Document Type

Article

Rights

Available under a Creative Commons Attribution Non-Commercial Share Alike 4.0 International Licence

Disciplines

Cultural and economic geography, Social sciences

Publication Details

In Leisure Studies, Vol.22, no. pp.109-128.

Available from:

https://www.tandfonline.com/doi/abs/10.1080/0261436032000061169

Abstract

This article investigates the role played by holiday home owners in shaping leisure / tourism places. Having reviewed recent trends in the holiday home literature, the paper argues the literature has failed to adequately consider how this group of actors can play a role in developing leisure / tourism places. The research is case study based and reports the findings of a study undertaken in Courtown, a small seaside resort in the Republic of Ireland. Specifically, it investigates the role that holiday home owners played in a controversy that arose with respect to developing tourism accommodation in an area of woodlands.
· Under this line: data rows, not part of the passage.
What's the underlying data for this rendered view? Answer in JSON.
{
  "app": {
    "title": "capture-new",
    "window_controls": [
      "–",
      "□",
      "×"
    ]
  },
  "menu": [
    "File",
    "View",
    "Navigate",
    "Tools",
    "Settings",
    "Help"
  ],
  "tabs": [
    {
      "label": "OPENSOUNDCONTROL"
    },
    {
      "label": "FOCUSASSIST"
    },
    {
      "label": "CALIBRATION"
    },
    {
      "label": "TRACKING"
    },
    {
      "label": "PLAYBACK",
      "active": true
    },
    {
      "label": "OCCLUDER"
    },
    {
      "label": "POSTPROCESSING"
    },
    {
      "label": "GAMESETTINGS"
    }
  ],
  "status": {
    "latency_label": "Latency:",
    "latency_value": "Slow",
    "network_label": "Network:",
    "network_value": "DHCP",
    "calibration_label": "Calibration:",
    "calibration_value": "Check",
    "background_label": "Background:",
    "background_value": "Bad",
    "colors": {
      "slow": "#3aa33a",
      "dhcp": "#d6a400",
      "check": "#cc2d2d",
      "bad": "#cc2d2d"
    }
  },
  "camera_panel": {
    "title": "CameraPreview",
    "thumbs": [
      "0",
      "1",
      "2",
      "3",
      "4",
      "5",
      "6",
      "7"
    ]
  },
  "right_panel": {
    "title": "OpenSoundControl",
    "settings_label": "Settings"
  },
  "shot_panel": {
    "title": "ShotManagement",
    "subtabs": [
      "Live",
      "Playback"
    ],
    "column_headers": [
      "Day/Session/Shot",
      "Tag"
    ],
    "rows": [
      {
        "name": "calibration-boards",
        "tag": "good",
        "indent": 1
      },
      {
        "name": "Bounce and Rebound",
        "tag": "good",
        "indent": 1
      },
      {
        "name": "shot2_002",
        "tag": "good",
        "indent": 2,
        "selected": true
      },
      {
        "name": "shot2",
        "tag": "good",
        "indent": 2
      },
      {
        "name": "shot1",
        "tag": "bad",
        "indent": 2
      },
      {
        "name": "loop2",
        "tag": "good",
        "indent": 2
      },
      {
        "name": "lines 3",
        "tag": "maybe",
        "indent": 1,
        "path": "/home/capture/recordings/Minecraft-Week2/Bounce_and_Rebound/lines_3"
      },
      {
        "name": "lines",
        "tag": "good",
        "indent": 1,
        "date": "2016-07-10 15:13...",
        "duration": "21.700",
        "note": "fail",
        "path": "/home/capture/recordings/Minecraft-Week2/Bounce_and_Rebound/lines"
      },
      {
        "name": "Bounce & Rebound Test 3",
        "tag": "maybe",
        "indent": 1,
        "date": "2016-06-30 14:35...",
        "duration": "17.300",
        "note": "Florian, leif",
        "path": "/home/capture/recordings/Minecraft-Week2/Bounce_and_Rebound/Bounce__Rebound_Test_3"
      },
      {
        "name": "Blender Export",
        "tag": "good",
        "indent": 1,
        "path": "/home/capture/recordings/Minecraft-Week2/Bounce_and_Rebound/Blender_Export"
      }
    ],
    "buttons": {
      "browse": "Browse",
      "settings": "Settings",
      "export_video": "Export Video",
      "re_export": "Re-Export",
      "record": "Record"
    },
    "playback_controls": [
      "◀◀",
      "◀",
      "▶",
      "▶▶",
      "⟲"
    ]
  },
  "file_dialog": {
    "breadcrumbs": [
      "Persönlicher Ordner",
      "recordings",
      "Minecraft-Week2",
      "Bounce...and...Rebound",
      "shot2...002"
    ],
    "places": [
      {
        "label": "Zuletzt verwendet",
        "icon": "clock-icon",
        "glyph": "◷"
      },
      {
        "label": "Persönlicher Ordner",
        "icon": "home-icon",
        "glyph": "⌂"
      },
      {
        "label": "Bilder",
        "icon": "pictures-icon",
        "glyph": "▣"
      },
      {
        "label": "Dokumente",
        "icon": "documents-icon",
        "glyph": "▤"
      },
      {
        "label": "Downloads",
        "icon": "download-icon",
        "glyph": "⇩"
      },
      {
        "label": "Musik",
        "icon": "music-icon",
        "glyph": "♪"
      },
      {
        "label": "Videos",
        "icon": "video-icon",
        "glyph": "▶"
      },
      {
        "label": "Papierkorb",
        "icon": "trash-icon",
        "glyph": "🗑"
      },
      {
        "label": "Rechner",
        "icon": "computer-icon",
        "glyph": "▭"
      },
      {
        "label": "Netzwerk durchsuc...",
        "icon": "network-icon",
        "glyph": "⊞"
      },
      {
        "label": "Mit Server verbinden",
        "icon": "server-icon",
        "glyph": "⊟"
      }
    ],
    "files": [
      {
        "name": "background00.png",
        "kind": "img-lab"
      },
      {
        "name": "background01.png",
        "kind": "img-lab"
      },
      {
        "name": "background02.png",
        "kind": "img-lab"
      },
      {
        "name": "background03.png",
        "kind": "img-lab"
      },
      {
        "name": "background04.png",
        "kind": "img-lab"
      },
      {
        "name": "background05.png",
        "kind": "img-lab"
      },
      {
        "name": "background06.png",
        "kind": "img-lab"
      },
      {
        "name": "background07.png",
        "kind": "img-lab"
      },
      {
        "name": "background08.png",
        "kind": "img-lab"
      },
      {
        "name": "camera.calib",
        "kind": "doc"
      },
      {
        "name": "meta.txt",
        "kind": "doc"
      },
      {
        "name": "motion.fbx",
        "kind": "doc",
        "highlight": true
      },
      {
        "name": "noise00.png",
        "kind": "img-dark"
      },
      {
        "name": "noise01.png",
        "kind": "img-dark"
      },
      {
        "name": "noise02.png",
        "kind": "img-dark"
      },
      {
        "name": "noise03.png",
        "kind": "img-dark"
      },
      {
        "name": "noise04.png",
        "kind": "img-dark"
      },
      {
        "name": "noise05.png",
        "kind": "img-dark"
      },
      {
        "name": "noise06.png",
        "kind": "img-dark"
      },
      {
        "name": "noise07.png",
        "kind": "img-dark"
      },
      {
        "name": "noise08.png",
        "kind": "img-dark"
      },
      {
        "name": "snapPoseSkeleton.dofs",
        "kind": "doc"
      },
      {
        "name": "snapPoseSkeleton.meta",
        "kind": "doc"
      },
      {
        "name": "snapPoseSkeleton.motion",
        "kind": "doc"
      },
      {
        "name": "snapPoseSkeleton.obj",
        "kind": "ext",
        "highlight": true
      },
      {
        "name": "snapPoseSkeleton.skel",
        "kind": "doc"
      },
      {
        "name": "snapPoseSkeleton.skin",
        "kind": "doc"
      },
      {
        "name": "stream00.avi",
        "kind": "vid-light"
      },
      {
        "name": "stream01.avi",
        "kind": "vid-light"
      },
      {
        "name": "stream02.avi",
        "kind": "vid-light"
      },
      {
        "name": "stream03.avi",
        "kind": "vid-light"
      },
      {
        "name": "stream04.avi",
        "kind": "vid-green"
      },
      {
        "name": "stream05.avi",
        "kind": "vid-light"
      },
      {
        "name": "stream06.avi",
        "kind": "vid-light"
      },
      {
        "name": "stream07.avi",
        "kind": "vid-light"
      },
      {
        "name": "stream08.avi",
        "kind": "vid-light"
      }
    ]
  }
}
In this case, a local business alliance proposed and planned to undertake this development with the stated aim of improving tourism facilities in the area. The main opposition came from holiday home owners who formed the Save Courtown Woods Campaign. Research questions posed include what motivated the latter’s involvement? What sources of power did they draw upon? How did their actions change the local area? The study found that holiday home owners as an identifiable group of actors must not be ignored as potentially important players in the shaping of local development paths. They were committed to protecting the amenity value of the area and achieved their campaign aims by securing an agreement that no development would occur on 55 percent of the woodland area. A key factor underpinning the group’s ability to effectively engage in the local development process was the degree to which they had kinship and social connections with the local area. These gave the group an ‘insider-outsider’ status that enabled them to access decision-making channels. Social status was found to play a particular role in this respect, facilitating linkages between holiday home owners and the local business and political elites. Social relationships were formative influences shaping the actions taken by the holiday home owners and in particular, may have played a part in limiting their opposition to development in the area.